In order to differentiate between cell structures, the May-Grünwald/Giemsa stain is used (MGG stain). This staining method works by a chemical reaction between stain substances and the biochemical components of the cell. The stain substances are neutral salts which ionize in water and react with oppositely charged ions in the cell. MGG staining is the basis for the FAB classification.
Alpha-naphthyl acetatesterase staining
In many cases of MGG stained of bone marrow specimens, and even easier in peripheral blood, there may be indications of myelomonocytic leukemia (FAB classification M4-M5). In certain cases, these immature cells will have an abundance of cytoplasm, but no apparent clover leaf-cuts in nuclei, making the FAB classification ambiguous (either M1-M2 or M4-M5). In these cases, the alpha-naphthyl acetatesterase stain is useful, which is positive in myelomonocytic leukemia and monocytic leukemia and negative for other types.

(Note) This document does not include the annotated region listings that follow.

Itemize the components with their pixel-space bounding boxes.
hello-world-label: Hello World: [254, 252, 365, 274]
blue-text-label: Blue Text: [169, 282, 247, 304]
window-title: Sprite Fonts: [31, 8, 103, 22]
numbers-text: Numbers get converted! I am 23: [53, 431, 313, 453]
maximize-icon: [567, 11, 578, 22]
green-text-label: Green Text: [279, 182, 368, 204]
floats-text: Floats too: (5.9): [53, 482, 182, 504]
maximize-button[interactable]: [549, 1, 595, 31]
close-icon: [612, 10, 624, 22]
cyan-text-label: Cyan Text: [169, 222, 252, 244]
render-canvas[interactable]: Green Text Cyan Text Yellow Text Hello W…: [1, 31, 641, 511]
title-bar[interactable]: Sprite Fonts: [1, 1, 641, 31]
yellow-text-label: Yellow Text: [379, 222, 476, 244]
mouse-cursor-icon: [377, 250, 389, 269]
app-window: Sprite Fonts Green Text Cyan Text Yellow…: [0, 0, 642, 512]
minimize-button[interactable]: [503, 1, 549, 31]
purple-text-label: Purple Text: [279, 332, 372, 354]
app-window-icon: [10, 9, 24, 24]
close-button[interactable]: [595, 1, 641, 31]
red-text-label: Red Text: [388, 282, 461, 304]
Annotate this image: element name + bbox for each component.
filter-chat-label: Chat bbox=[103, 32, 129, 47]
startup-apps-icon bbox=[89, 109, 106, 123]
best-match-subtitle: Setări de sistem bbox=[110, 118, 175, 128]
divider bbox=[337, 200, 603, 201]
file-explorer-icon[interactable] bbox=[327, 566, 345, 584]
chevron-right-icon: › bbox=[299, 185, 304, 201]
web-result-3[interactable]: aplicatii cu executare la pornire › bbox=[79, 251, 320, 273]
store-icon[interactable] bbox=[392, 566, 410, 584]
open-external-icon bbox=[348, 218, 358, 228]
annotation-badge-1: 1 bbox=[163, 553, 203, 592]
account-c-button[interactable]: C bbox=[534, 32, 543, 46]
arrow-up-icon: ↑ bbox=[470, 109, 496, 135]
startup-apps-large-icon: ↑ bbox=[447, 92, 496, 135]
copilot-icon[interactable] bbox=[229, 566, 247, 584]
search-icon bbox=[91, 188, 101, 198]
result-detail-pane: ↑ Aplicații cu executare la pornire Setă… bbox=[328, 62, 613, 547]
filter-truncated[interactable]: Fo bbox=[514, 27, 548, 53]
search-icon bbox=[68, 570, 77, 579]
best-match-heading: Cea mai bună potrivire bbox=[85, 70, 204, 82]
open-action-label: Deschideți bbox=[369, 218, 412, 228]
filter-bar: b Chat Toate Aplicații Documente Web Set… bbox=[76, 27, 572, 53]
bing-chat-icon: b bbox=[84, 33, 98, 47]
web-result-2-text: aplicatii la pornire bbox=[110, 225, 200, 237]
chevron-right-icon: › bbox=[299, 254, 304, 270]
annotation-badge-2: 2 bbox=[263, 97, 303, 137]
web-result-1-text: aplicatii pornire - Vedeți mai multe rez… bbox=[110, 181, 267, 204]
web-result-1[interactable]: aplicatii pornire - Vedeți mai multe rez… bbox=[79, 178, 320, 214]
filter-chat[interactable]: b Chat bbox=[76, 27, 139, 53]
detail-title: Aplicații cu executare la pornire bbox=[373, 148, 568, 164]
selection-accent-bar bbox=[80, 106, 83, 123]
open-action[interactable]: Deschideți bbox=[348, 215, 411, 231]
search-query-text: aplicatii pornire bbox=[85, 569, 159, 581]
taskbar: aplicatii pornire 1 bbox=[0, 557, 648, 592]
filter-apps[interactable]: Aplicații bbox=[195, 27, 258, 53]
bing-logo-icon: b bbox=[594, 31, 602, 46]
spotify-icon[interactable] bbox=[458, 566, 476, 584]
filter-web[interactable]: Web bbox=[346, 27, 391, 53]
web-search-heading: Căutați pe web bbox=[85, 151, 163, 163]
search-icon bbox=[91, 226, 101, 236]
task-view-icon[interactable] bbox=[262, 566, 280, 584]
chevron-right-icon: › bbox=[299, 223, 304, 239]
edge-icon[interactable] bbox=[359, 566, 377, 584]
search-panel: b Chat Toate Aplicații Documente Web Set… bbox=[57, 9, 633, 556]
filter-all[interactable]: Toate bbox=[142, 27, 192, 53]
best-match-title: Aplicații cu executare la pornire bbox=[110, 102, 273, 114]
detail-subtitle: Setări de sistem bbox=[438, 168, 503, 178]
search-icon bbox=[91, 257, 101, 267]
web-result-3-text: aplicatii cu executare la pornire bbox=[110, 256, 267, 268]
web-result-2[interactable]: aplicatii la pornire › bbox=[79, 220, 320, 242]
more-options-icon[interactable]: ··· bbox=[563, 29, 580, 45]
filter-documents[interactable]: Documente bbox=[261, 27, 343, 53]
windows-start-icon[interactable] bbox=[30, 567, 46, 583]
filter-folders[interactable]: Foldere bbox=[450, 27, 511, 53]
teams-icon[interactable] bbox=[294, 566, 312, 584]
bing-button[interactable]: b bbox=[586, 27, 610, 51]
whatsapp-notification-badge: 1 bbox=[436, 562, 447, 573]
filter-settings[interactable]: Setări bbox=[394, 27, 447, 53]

Diaminobenzidine peroxidase staining
Of the cytochemical examinations, diaminobenzidine peroxidase (DAB stain) is the most useful supplement to MGG staining. Some acute myeloid leukemia, as when using the MGG stain, have under 5% promyelocytes and will have more than 5% granulated, immature/blast-resembling cells when using this stain.
Lysozymes in serum
The lysozymes are produced by cells in the granulocytic series and predominantly the monocytic series. The enzyme is not produced by cells in the lymphocytic series. If a patient with acute leukemia has a raised serum lysozyme, it is probable the patient has acute myeloid leukemia and acute lymphatic leukemia is very unlikely. If the serum lysozyme is more than 4 times over the normal limit, this indicates M4 or M5.
Flow cytometry immunophenotyping
Immunologically, the disease is defined by expression of two or more of the following myelomonocytic markers: myeloperoxidase (MPO), CD13, CD33, CD65 and/or CD117. MPO is considered to be the most specific myeloid marker. An attempt at correlating immunophenotype with subtypes with regard to the FAB classification has been made, but there are only 3 subtypes which are clearly defined by their immunophenotype: M0, M6 and M7.
Cytogenetic and molecular genetic testing
Using genetic technology methods, for example FISH analysis, (fluorescent in situ hybridization) or PCR (polymerase chain reactions), details are revealed of gene material which change places, lacks or changes of chromosomes, and the significance this has for differentiation and growth of leukemia cells. This has an increasing significance for treatment since the methods are very sensitive for the presence of characteristic gene material from leukemia cells. An example of this is testing for internal tandem duplication (FLT3 gene) which is an unfavourable prognostic sign.
FLT3 is a tyrosine kinase receptor which has a large impact on hematopoetic cell proliferation. In 18-30% of all adult patients, an internal tandem duplication (ITD) is observed of FLT3-ITD, which is considered to cause an increase of tyrosine phosphorylation leading to leukemia development.
The FLT3 mutations occur most often in acute myloid leukemia with normal karyotype and high blast value in the blood. There is agreement that FLT3-ITD is associated with high recurrence risk in younger patients. The FLT3 gene is also observed in M3,but here without indicating a poorer prognosis.
Another example is nucleophosmin1 mutation (NPM1-mutation). In patients with normal cytogenetics and absence of FL3T-ITD the presence of such mutations is associated with better than average prognosis.
Gene technology methods are increasing the understanding of leukomogenesis and thus contributing to development of new treatment principles. Testing for the APL/retinol alpha receptor, the translocation with DNA-hybridization techniques in M3, is an example of this. For this type of leukemia, very good results are achieved by treatment with retinol, which causes differentiation and apoptosis of leukemia cells.
More than half of the patients with acute leukemia have non-random (clonal) chromosome changes. That is, the same change in two or more mitoses from bone marrow cells. Certain cytogenetic changes are associated with special morphological changes.
Great emphasis is put on the results of such examinations during the risk consideration regarding transplantation of allogeneic stem cells in the first remission.